Because of myopia and astigmatism, Mutia has been losing her sight since her sophomore year and is now legally blind. Judo's her primary sport, but she added wrestling two years ago both for the conditioning benefits and its necessary self-reliance as her vision deteriorated.
"I didn't want to be useless. I wanted to be useful to someone, somehow and if that meant getting into a spot and wrestling, then so be it." Mutia said.
Liana is 4-5 wrestling for the varsity team this year. Because of her blindness, she and her opponent begin in a touching position.
'At least I can find their shoulders and I have an opportunity to just go at it, but at the same time that means they are closer to me, and I really don't know what they are about to do when the whistle blows," Mutia said.
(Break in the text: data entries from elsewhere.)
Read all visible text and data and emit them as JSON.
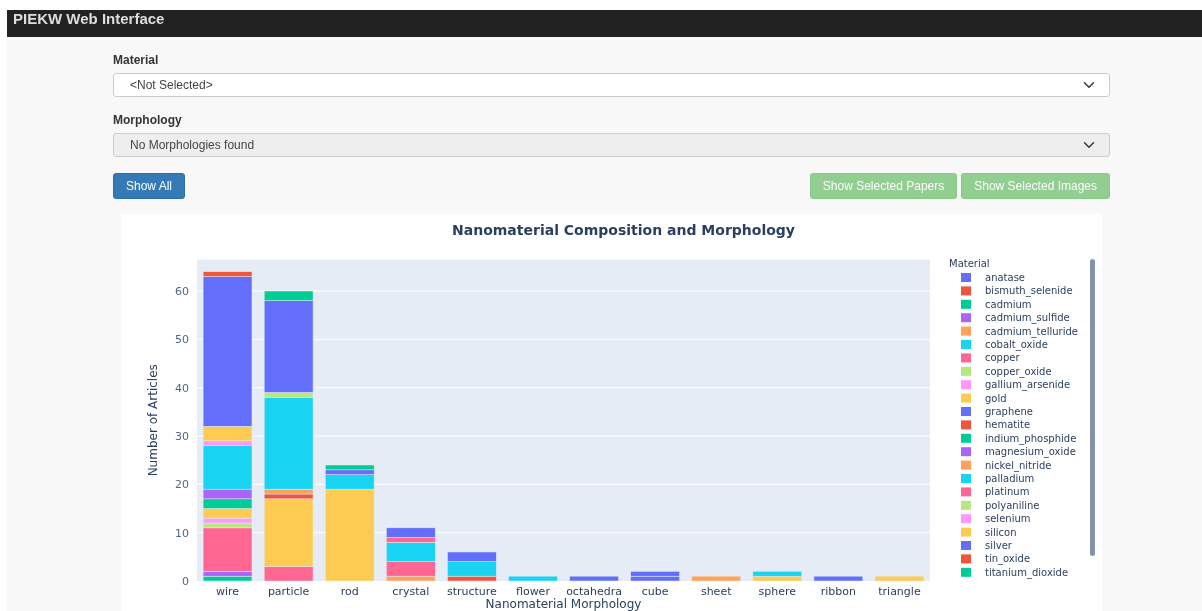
{
  "navbar": {
    "title": "PIEKW Web Interface"
  },
  "material": {
    "label": "Material",
    "value": "<Not Selected>",
    "disabled": false
  },
  "morphology": {
    "label": "Morphology",
    "value": "No Morphologies found",
    "disabled": true
  },
  "buttons": [
    {
      "label": "Show All",
      "disabled": false
    },
    {
      "label": "Show Selected Papers",
      "disabled": true
    },
    {
      "label": "Show Selected Images",
      "disabled": true
    }
  ],
  "chart": {
    "chart_data": {
      "type": "bar",
      "stacked": true,
      "title": "Nanomaterial Composition and Morphology",
      "xlabel": "Nanomaterial Morphology",
      "ylabel": "Number of Articles",
      "legend_title": "Material",
      "categories": [
        "wire",
        "particle",
        "rod",
        "crystal",
        "structure",
        "flower",
        "octahedra",
        "cube",
        "sheet",
        "sphere",
        "ribbon",
        "triangle"
      ],
      "ylim": [
        0,
        66.5
      ],
      "grid": true,
      "legend": true,
      "yticks": [
        0,
        10,
        20,
        30,
        40,
        50,
        60
      ],
      "series": [
        {
          "name": "anatase",
          "color": "#636efa",
          "values": [
            0,
            0,
            0,
            0,
            0,
            0,
            0,
            1,
            0,
            0,
            0,
            0
          ]
        },
        {
          "name": "bismuth_selenide",
          "color": "#ef553b",
          "values": [
            0,
            0,
            0,
            0,
            1,
            0,
            0,
            0,
            0,
            0,
            0,
            0
          ]
        },
        {
          "name": "cadmium",
          "color": "#00cc96",
          "values": [
            1,
            0,
            0,
            0,
            0,
            0,
            0,
            0,
            0,
            0,
            0,
            0
          ]
        },
        {
          "name": "cadmium_sulfide",
          "color": "#ab63fa",
          "values": [
            1,
            0,
            0,
            0,
            0,
            0,
            0,
            0,
            0,
            0,
            0,
            0
          ]
        },
        {
          "name": "cadmium_telluride",
          "color": "#ffa15a",
          "values": [
            0,
            0,
            0,
            1,
            0,
            0,
            0,
            0,
            0,
            0,
            0,
            0
          ]
        },
        {
          "name": "cobalt_oxide",
          "color": "#19d3f3",
          "values": [
            0,
            0,
            0,
            0,
            3,
            0,
            0,
            0,
            0,
            0,
            0,
            0
          ]
        },
        {
          "name": "copper",
          "color": "#ff6692",
          "values": [
            9,
            3,
            0,
            3,
            0,
            0,
            0,
            0,
            0,
            0,
            0,
            0
          ]
        },
        {
          "name": "copper_oxide",
          "color": "#b6e880",
          "values": [
            1,
            0,
            0,
            0,
            0,
            0,
            0,
            0,
            0,
            0,
            0,
            0
          ]
        },
        {
          "name": "gallium_arsenide",
          "color": "#ff97ff",
          "values": [
            1,
            0,
            0,
            0,
            0,
            0,
            0,
            0,
            0,
            0,
            0,
            0
          ]
        },
        {
          "name": "gold",
          "color": "#fecb52",
          "values": [
            2,
            14,
            19,
            0,
            0,
            0,
            0,
            0,
            0,
            1,
            0,
            0
          ]
        },
        {
          "name": "graphene",
          "color": "#636efa",
          "values": [
            0,
            0,
            0,
            0,
            0,
            0,
            0,
            0,
            0,
            0,
            0,
            0
          ]
        },
        {
          "name": "hematite",
          "color": "#ef553b",
          "values": [
            0,
            1,
            0,
            0,
            0,
            0,
            0,
            0,
            0,
            0,
            0,
            0
          ]
        },
        {
          "name": "indium_phosphide",
          "color": "#00cc96",
          "values": [
            2,
            0,
            0,
            0,
            0,
            0,
            0,
            0,
            0,
            0,
            0,
            0
          ]
        },
        {
          "name": "magnesium_oxide",
          "color": "#ab63fa",
          "values": [
            2,
            0,
            0,
            0,
            0,
            0,
            0,
            0,
            0,
            0,
            0,
            0
          ]
        },
        {
          "name": "nickel_nitride",
          "color": "#ffa15a",
          "values": [
            0,
            1,
            0,
            0,
            0,
            0,
            0,
            0,
            1,
            0,
            0,
            0
          ]
        },
        {
          "name": "palladium",
          "color": "#19d3f3",
          "values": [
            9,
            19,
            3,
            4,
            0,
            1,
            0,
            0,
            0,
            1,
            0,
            0
          ]
        },
        {
          "name": "platinum",
          "color": "#ff6692",
          "values": [
            0,
            0,
            0,
            1,
            0,
            0,
            0,
            0,
            0,
            0,
            0,
            0
          ]
        },
        {
          "name": "polyaniline",
          "color": "#b6e880",
          "values": [
            0,
            1,
            0,
            0,
            0,
            0,
            0,
            0,
            0,
            0,
            0,
            0
          ]
        },
        {
          "name": "selenium",
          "color": "#ff97ff",
          "values": [
            1,
            0,
            0,
            0,
            0,
            0,
            0,
            0,
            0,
            0,
            0,
            0
          ]
        },
        {
          "name": "silicon",
          "color": "#fecb52",
          "values": [
            3,
            0,
            0,
            0,
            0,
            0,
            0,
            0,
            0,
            0,
            0,
            1
          ]
        },
        {
          "name": "silver",
          "color": "#636efa",
          "values": [
            31,
            19,
            1,
            2,
            2,
            0,
            1,
            1,
            0,
            0,
            1,
            0
          ]
        },
        {
          "name": "tin_oxide",
          "color": "#ef553b",
          "values": [
            1,
            0,
            0,
            0,
            0,
            0,
            0,
            0,
            0,
            0,
            0,
            0
          ]
        },
        {
          "name": "titanium_dioxide",
          "color": "#00cc96",
          "values": [
            0,
            2,
            1,
            0,
            0,
            0,
            0,
            0,
            0,
            0,
            0,
            0
          ]
        }
      ]
    }
  }
}
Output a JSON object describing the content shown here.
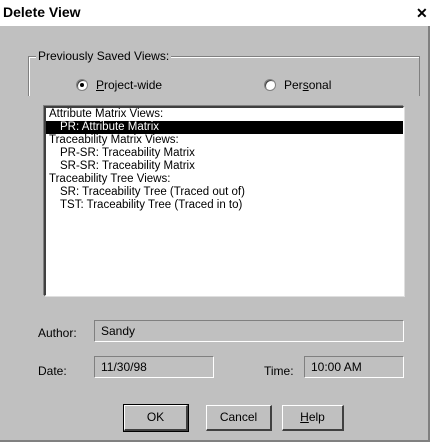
{
  "window": {
    "title": "Delete View",
    "close_glyph": "✕"
  },
  "group": {
    "label": "Previously Saved Views:",
    "options": [
      {
        "key": "P",
        "rest": "roject-wide",
        "checked": true
      },
      {
        "key": "Per",
        "rest_u": "s",
        "rest": "onal",
        "checked": false
      }
    ]
  },
  "list": {
    "items": [
      {
        "text": "Attribute Matrix Views:",
        "kind": "header",
        "selected": false
      },
      {
        "text": "PR: Attribute Matrix",
        "kind": "child",
        "selected": true
      },
      {
        "text": "Traceability Matrix Views:",
        "kind": "header",
        "selected": false
      },
      {
        "text": "PR-SR: Traceability Matrix",
        "kind": "child",
        "selected": false
      },
      {
        "text": "SR-SR: Traceability Matrix",
        "kind": "child",
        "selected": false
      },
      {
        "text": "Traceability Tree Views:",
        "kind": "header",
        "selected": false
      },
      {
        "text": "SR: Traceability Tree (Traced out of)",
        "kind": "child",
        "selected": false
      },
      {
        "text": "TST: Traceability Tree (Traced in to)",
        "kind": "child",
        "selected": false
      }
    ]
  },
  "fields": {
    "author_label": "Author:",
    "author_value": "Sandy",
    "date_label": "Date:",
    "date_value": "11/30/98",
    "time_label": "Time:",
    "time_value": "10:00 AM"
  },
  "buttons": {
    "ok": "OK",
    "cancel": "Cancel",
    "help_key": "H",
    "help_rest": "elp"
  }
}
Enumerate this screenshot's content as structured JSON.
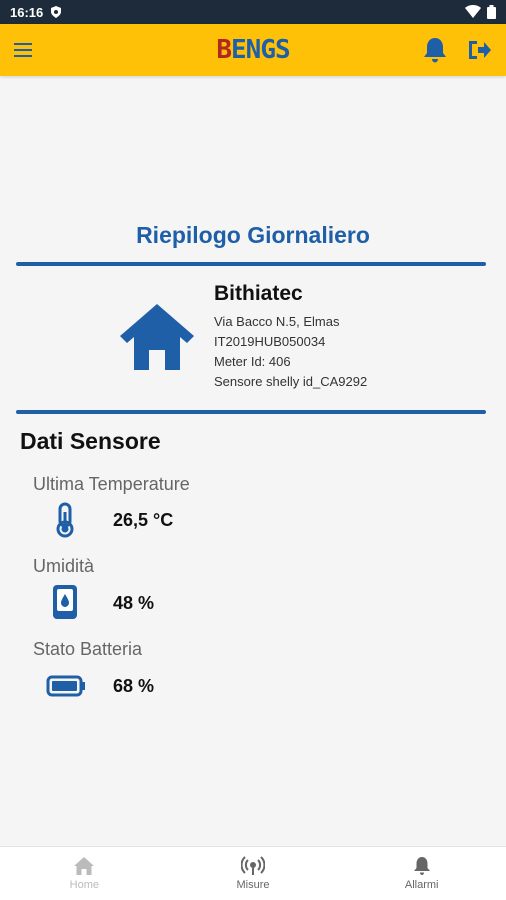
{
  "status_bar": {
    "time": "16:16"
  },
  "app_bar": {
    "logo_first": "B",
    "logo_rest": "ENGS"
  },
  "page_title": "Riepilogo Giornaliero",
  "site": {
    "name": "Bithiatec",
    "address": "Via Bacco N.5, Elmas",
    "code": "IT2019HUB050034",
    "meter": "Meter Id: 406",
    "sensor": "Sensore shelly id_CA9292"
  },
  "sensor_section": {
    "title": "Dati Sensore",
    "temperature": {
      "label": "Ultima Temperature",
      "value": "26,5 °C"
    },
    "humidity": {
      "label": "Umidità",
      "value": "48 %"
    },
    "battery": {
      "label": "Stato Batteria",
      "value": "68 %"
    }
  },
  "bottom_nav": [
    {
      "label": "Home"
    },
    {
      "label": "Misure"
    },
    {
      "label": "Allarmi"
    }
  ],
  "colors": {
    "accent": "#1f5fa8",
    "app_bar": "#ffc107",
    "logo_b": "#b0281f"
  }
}
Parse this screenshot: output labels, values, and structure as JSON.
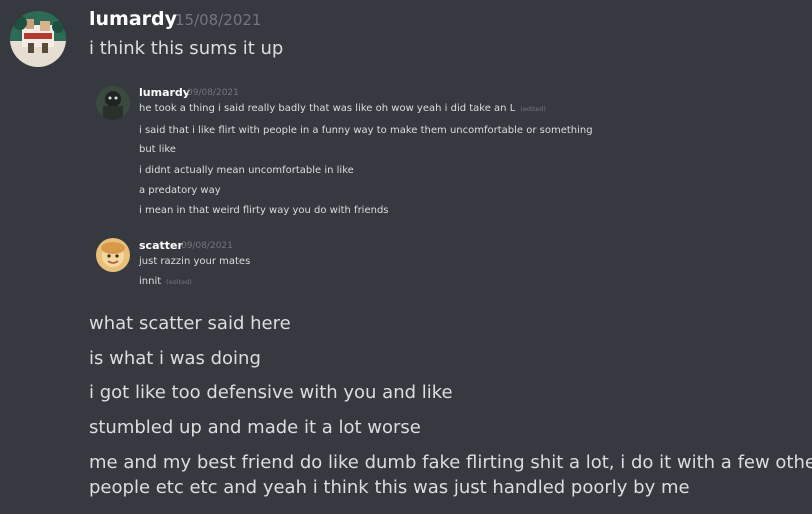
{
  "main_message": {
    "username": "lumardy",
    "timestamp": "15/08/2021",
    "first_line": "i think this sums it up",
    "after_lines": [
      "what scatter said here",
      "is what i was doing",
      "i got like too defensive with you and like",
      "stumbled up and made it a lot worse",
      "me and my best friend do like dumb fake flirting shit a lot, i do it with a few other",
      "people etc etc and yeah i think this was just handled poorly by me"
    ]
  },
  "embedded": {
    "message_1": {
      "username": "lumardy",
      "timestamp": "09/08/2021",
      "edited_label": "(edited)",
      "lines": [
        "he took a thing i said really badly that was like oh wow yeah i did take an L",
        "i said that i like flirt with people in a funny way to make them uncomfortable or something",
        "but like",
        "i didnt actually mean uncomfortable in like",
        "a predatory way",
        "i mean in that weird flirty way you do with friends"
      ]
    },
    "message_2": {
      "username": "scatter",
      "timestamp": "09/08/2021",
      "edited_label": "(edited)",
      "lines": [
        "just razzin your mates",
        "innit"
      ]
    }
  },
  "colors": {
    "background": "#36393f",
    "username": "#ffffff",
    "text": "#dcddde",
    "muted": "#72767d"
  }
}
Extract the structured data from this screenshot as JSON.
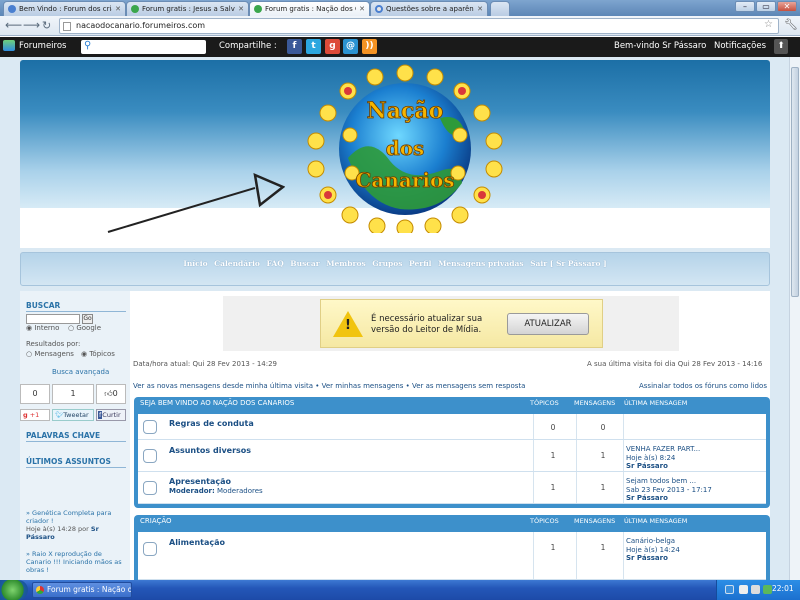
{
  "browser": {
    "tabs": [
      {
        "label": "Bem Vindo : Forum dos criad",
        "active": false
      },
      {
        "label": "Forum gratis : Jesus a Salva",
        "active": false
      },
      {
        "label": "Forum gratis : Nação dos Ca",
        "active": true
      },
      {
        "label": "Questões sobre a aparênci",
        "active": false
      }
    ],
    "url": "nacaodocanario.forumeiros.com",
    "window_buttons": {
      "minimize": "–",
      "maximize": "▭",
      "close": "✕"
    }
  },
  "forumeiros_bar": {
    "brand": "Forumeiros",
    "share_label": "Compartilhe :",
    "welcome": "Bem-vindo Sr Pássaro",
    "notifications": "Notificações"
  },
  "header": {
    "logo_lines": [
      "Nação",
      "dos",
      "Canarios"
    ]
  },
  "nav": {
    "items": [
      "Início",
      "Calendário",
      "FAQ",
      "Buscar",
      "Membros",
      "Grupos",
      "Perfil",
      "Mensagens privadas",
      "Sair [ Sr Pássaro ]"
    ]
  },
  "sidebar": {
    "search_title": "BUSCAR",
    "search_go": "Go",
    "opt_internal": "Interno",
    "opt_google": "Google",
    "results_label": "Resultados por:",
    "opt_messages": "Mensagens",
    "opt_topics": "Tópicos",
    "advanced": "Busca avançada",
    "counts": [
      "0",
      "1",
      "0"
    ],
    "gplus": "+1",
    "tweet": "Tweetar",
    "fb": "Curtir",
    "keywords_title": "PALAVRAS CHAVE",
    "latest_title": "ÚLTIMOS ASSUNTOS",
    "latest_1": "» Genética Completa para criador !",
    "latest_1_meta": "Hoje à(s) 14:28 por",
    "latest_1_user": "Sr Pássaro",
    "latest_2": "» Raio X reprodução de Canario !!! Iniciando mãos as obras !"
  },
  "ad": {
    "message": "É necessário atualizar sua versão do Leitor de Mídia.",
    "button": "ATUALIZAR"
  },
  "info": {
    "datetime": "Data/hora atual: Qui 28 Fev 2013 - 14:29",
    "last_visit": "A sua última visita foi dia Qui 28 Fev 2013 - 14:16",
    "links_left": "Ver as novas mensagens desde minha última visita • Ver minhas mensagens • Ver as mensagens sem resposta",
    "link_right": "Assinalar todos os fóruns como lidos"
  },
  "columns": {
    "topics": "TÓPICOS",
    "messages": "MENSAGENS",
    "last": "ÚLTIMA MENSAGEM"
  },
  "categories": [
    {
      "title": "SEJA BEM VINDO AO NAÇÃO DOS CANARIOS",
      "forums": [
        {
          "name": "Regras de conduta",
          "topics": "0",
          "messages": "0",
          "last_title": "",
          "last_date": "",
          "last_user": "",
          "moderator_label": "",
          "moderator": ""
        },
        {
          "name": "Assuntos diversos",
          "topics": "1",
          "messages": "1",
          "last_title": "VENHA FAZER PART...",
          "last_date": "Hoje à(s) 8:24",
          "last_user": "Sr Pássaro",
          "moderator_label": "",
          "moderator": ""
        },
        {
          "name": "Apresentação",
          "topics": "1",
          "messages": "1",
          "last_title": "Sejam todos bem ...",
          "last_date": "Sab 23 Fev 2013 - 17:17",
          "last_user": "Sr Pássaro",
          "moderator_label": "Moderador:",
          "moderator": "Moderadores"
        }
      ]
    },
    {
      "title": "CRIAÇÃO",
      "forums": [
        {
          "name": "Alimentação",
          "topics": "1",
          "messages": "1",
          "last_title": "Canário-belga",
          "last_date": "Hoje à(s) 14:24",
          "last_user": "Sr Pássaro",
          "moderator_label": "",
          "moderator": ""
        }
      ]
    }
  ],
  "taskbar": {
    "item": "Forum gratis : Nação d...",
    "clock": "22:01"
  }
}
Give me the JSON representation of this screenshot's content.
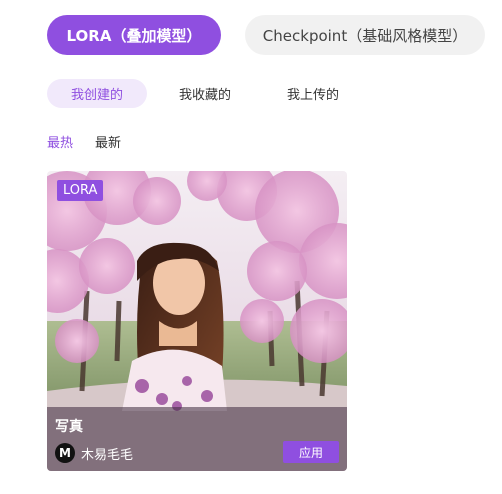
{
  "model_tabs": [
    {
      "label": "LORA（叠加模型）",
      "active": true
    },
    {
      "label": "Checkpoint（基础风格模型）",
      "active": false
    }
  ],
  "sub_tabs": [
    {
      "label": "我创建的",
      "active": true
    },
    {
      "label": "我收藏的",
      "active": false
    },
    {
      "label": "我上传的",
      "active": false
    }
  ],
  "sort_tabs": [
    {
      "label": "最热",
      "active": true
    },
    {
      "label": "最新",
      "active": false
    }
  ],
  "cards": [
    {
      "badge": "LORA",
      "title": "写真",
      "author_initial": "M",
      "author_name": "木易毛毛",
      "action_label": "应用"
    }
  ],
  "colors": {
    "accent": "#8f4fe0",
    "accent_light": "#f1e9fb",
    "inactive_tab": "#f1f1f1"
  }
}
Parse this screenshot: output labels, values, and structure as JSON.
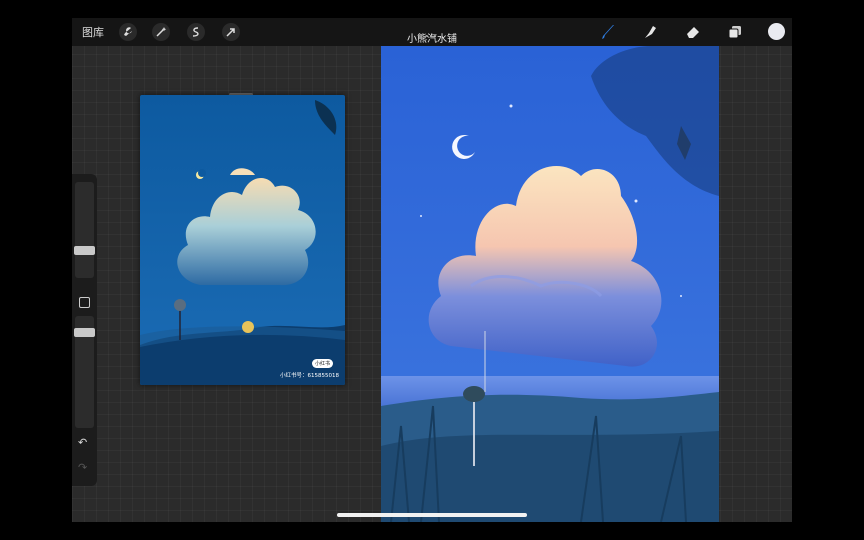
{
  "topbar": {
    "gallery_label": "图库",
    "title": "小熊汽水铺",
    "left_tools": [
      "wrench-icon",
      "magic-wand-icon",
      "selection-icon",
      "transform-arrow-icon"
    ],
    "right_tools": [
      "brush-icon",
      "smudge-icon",
      "eraser-icon",
      "layers-icon"
    ],
    "accent": "#2f7de1",
    "current_color": "#e9eaf0"
  },
  "sidebar": {
    "modify_label": "",
    "undo_symbol": "↶",
    "redo_symbol": "↷"
  },
  "reference": {
    "badge": "小红书",
    "id_text": "小红书号：615855018"
  }
}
"She's very hard to tell that she's blind because she knows what she's doing," Chris Engel, a junior wrestler at Millbrook. "I mean the judo definitely comes out when she does the hip throws. It's rather amazing to see her wrestle because it's as if she can see again."
"She's got the most heart on the team, I can guarantee you that," Engel added.
Mutia actually could have graduated last year at age 16 - she has a 4.7 GPA, carrying exclusively AP classes this year.
Next year, it's off to the Olympic Training Center in Colorado Springs, Colo., where she'll train for the 2020 Paralympic Games. And oh yeah, she'll also be in pre-med at the University of Colorado.
'I'm in awe of her ability to not quit and to just continue. It's amazing when you understand that she can't see," said Chester Evans, her judo coach. "If all my students were like her, I'd be magic."
"I hope I'm just a positive influence on other people just to not stop," Mutia said. "Like if you, like no matter what you do, even if there's like say a million obstacles in your way, you should just keep on going."